If they aren't close, it is a good spot to take one, or the other or the average of the two to clean up the point location for good.
I'm sure you both know this, but it's important to clarify for the good of the thread that in the geodatabase you cannot pin down a location through geoprocessing; the location will change if saved to a new feature class with a different domain and resolution. Coordinates in the gdb are not stored as double floating point (like shapefile), they are stored in an internal integer grid with resolution equal the feature class or feature dataset resolution. Large database applications that want to persist coordinates must take care to have the domain and resolution set to be the same for new feature classes to avoid coordinates moving (back in ArcInfo workstation days floating point issues led to "fuzzy creep" through many overlays which is one reason Esri went with integer coordinates for the gdb). There are also performance and storage considerations, you can trade precision for data table size (and performance).
Usually we can just with the resolution and domain defaults and ignore the issue, but it can become important when managing large, high accuracy datasets through time, and, if we get into the weeds with feature manipulation as Darren has done. Setting an appropriate non-default XY resolution is sometimes needed when running spatial joins to get appropriate results, especially if two input datasets have different precision or accuracy.
I found a more complete discussion about geodatabase coordinates and spatial operators in the ArcObjects .NET help:
ArcObjects 10 .NET SDK Help Understanding coordinate management in ArcGIS
To achieve precise and predictable results using the geometry library, it is essential that the spatial reference of geometries in a workflow is well defined. When performing a spatial operation using two or more geometries, for example, an intersection, the coordinate systems of the two geometries must be equal. If the coordinate systems of the geometries are different or undefined, the operation can produce unexpected results.
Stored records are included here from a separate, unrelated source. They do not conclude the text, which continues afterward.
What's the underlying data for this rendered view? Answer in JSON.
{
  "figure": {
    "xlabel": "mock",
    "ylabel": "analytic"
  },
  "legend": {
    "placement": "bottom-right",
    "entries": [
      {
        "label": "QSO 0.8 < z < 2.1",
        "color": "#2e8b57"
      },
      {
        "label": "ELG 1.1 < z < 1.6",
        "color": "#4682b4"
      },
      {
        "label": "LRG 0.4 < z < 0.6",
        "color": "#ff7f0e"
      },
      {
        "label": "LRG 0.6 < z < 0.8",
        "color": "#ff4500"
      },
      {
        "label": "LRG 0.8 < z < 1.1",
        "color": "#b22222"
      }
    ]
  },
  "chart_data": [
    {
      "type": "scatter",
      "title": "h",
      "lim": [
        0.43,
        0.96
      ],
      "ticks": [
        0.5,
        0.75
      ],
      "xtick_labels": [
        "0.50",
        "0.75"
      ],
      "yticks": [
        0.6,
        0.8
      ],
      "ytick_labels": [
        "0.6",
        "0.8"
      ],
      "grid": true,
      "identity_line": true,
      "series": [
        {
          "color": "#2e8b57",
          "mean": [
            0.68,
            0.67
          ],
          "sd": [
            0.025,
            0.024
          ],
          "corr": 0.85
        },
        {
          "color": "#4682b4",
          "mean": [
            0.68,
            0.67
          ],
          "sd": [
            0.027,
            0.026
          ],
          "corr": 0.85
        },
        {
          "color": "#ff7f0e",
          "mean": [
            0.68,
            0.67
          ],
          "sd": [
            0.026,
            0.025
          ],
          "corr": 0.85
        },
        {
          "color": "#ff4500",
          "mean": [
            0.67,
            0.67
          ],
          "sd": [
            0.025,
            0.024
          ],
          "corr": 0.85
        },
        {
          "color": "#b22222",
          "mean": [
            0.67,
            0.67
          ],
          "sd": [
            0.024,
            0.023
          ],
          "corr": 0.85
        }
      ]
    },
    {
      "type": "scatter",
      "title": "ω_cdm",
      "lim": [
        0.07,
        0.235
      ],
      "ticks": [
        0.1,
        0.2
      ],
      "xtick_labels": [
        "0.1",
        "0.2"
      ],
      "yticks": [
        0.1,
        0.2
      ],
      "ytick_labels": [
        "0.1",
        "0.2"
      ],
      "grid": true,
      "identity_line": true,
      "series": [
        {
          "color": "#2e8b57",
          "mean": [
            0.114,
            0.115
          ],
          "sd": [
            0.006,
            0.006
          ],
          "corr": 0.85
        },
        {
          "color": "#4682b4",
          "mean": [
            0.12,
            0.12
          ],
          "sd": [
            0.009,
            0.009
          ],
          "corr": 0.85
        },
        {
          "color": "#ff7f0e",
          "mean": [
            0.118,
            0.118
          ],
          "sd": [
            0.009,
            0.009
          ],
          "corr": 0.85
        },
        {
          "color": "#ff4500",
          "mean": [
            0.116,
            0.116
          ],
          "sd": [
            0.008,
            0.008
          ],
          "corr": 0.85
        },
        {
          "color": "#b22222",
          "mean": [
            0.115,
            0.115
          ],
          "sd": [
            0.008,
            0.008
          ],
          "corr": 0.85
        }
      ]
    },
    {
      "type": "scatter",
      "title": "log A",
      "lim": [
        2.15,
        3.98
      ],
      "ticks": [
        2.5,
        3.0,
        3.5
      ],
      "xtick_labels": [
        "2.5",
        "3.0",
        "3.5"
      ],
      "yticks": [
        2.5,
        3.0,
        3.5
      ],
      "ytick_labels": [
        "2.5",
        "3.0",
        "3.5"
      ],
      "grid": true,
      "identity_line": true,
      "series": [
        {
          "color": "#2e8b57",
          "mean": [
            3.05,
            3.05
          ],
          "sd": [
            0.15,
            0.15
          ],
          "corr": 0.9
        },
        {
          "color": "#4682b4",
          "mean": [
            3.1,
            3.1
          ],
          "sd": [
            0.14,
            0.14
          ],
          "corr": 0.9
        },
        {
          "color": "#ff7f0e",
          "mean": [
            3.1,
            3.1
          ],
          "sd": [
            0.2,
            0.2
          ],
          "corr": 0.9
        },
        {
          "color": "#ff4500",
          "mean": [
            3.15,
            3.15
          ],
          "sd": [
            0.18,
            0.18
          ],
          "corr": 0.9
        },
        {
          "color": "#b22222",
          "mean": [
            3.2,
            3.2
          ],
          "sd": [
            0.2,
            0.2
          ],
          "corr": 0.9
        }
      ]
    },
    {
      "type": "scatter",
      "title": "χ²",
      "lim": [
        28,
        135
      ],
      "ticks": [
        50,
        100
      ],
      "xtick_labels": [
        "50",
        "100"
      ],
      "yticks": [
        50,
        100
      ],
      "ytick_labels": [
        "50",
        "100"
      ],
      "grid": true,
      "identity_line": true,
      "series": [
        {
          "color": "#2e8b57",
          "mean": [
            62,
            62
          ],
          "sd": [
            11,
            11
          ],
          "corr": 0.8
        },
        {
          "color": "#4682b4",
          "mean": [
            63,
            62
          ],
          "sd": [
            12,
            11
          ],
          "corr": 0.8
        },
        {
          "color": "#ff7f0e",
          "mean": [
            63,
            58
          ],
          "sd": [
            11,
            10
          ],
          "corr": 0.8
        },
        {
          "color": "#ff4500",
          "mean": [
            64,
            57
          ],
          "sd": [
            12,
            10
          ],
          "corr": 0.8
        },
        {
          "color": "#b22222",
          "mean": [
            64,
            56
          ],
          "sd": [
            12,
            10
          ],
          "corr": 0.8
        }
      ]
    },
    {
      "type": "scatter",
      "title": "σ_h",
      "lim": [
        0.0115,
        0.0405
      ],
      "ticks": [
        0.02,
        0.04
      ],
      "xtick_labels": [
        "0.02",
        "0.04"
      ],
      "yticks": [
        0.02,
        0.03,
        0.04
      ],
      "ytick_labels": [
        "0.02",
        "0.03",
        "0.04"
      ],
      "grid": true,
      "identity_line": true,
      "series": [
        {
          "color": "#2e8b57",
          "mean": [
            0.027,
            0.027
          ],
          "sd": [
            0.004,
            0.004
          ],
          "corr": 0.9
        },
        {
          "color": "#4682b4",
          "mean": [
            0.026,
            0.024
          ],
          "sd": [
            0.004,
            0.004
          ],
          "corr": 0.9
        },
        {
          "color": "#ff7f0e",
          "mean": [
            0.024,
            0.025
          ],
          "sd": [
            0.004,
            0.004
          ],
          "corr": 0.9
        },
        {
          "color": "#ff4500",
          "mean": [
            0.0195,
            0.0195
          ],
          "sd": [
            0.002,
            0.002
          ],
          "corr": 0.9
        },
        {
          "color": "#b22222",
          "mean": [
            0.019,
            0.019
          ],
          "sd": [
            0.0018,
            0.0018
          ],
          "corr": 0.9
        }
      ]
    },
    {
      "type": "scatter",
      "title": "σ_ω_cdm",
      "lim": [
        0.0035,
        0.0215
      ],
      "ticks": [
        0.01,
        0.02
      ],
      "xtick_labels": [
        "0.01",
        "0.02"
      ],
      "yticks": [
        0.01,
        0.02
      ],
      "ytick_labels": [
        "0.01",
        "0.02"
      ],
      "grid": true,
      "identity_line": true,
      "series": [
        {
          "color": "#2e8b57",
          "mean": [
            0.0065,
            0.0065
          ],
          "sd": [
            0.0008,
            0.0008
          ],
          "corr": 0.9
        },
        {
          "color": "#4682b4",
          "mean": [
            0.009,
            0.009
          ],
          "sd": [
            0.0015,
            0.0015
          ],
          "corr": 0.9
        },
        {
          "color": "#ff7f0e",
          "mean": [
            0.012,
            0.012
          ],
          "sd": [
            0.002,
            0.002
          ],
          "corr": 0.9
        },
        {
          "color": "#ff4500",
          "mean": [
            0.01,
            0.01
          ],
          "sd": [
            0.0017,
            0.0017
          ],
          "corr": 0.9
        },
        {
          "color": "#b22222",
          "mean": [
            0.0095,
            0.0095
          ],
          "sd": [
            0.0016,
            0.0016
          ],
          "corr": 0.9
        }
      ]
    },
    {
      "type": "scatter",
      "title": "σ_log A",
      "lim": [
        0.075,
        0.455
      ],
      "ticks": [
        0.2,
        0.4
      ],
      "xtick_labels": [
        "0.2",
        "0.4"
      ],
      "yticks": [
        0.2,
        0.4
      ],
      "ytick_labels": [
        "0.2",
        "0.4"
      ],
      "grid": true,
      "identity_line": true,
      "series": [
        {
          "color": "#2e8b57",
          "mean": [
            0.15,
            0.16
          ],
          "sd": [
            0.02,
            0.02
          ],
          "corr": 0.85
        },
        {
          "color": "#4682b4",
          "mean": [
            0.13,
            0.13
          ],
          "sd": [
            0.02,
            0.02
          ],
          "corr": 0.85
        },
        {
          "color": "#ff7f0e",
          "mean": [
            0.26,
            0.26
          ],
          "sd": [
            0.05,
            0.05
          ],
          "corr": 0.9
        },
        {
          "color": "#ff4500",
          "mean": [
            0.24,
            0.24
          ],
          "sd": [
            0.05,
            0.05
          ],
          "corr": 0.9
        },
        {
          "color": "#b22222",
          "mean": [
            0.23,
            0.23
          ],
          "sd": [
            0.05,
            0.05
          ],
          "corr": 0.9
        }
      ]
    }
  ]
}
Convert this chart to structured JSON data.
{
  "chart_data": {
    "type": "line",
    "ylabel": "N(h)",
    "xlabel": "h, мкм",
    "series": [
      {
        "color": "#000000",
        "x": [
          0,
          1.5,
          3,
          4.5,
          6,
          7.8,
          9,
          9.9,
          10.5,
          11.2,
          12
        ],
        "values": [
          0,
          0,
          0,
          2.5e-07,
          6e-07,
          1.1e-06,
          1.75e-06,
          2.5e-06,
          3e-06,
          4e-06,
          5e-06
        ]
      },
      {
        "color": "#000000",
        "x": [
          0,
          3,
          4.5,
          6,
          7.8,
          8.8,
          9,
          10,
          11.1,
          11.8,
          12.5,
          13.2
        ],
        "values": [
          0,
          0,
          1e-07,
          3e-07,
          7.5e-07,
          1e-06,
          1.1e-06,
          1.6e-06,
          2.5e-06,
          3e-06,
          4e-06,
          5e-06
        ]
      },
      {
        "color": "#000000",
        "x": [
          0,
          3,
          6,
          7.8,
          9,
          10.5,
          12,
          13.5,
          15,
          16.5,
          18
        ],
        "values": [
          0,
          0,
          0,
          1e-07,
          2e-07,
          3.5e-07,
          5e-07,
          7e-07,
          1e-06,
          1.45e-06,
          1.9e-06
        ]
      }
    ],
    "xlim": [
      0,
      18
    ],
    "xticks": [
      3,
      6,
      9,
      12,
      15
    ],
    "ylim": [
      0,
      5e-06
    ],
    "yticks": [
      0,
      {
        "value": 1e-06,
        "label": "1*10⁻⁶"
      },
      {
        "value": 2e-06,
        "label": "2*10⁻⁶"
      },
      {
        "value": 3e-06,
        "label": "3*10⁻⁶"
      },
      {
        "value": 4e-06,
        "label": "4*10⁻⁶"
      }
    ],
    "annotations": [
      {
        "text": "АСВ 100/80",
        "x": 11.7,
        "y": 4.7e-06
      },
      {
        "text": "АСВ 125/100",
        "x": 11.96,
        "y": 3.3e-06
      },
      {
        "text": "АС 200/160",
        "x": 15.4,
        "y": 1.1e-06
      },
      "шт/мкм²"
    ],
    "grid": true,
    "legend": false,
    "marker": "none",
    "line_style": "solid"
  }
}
Darren: does setting the arcpy.env.XYResolution improve your results? Based on the .NET doc it seems like that may help.
I totally agree the Python geometry operators documentation needs to be improved!
Thanks Curtis, a very useful summary.
Regarding setting the arcpy.env.XYResolution, it doesn't seem to affect things at all. So from that, I can only infer that it's coming from somewhere else or is hard-coded (which seems less probable). Perhaps someone from esri inc. can enlighten us. The ironic thing is that I was just at the esri developer summit last week where I could have asked the developers directly about it!
If you have active support this is certainly a reasonable question to ask through an incident request. If you find out, please add to this thread, I am curious what their answer would be!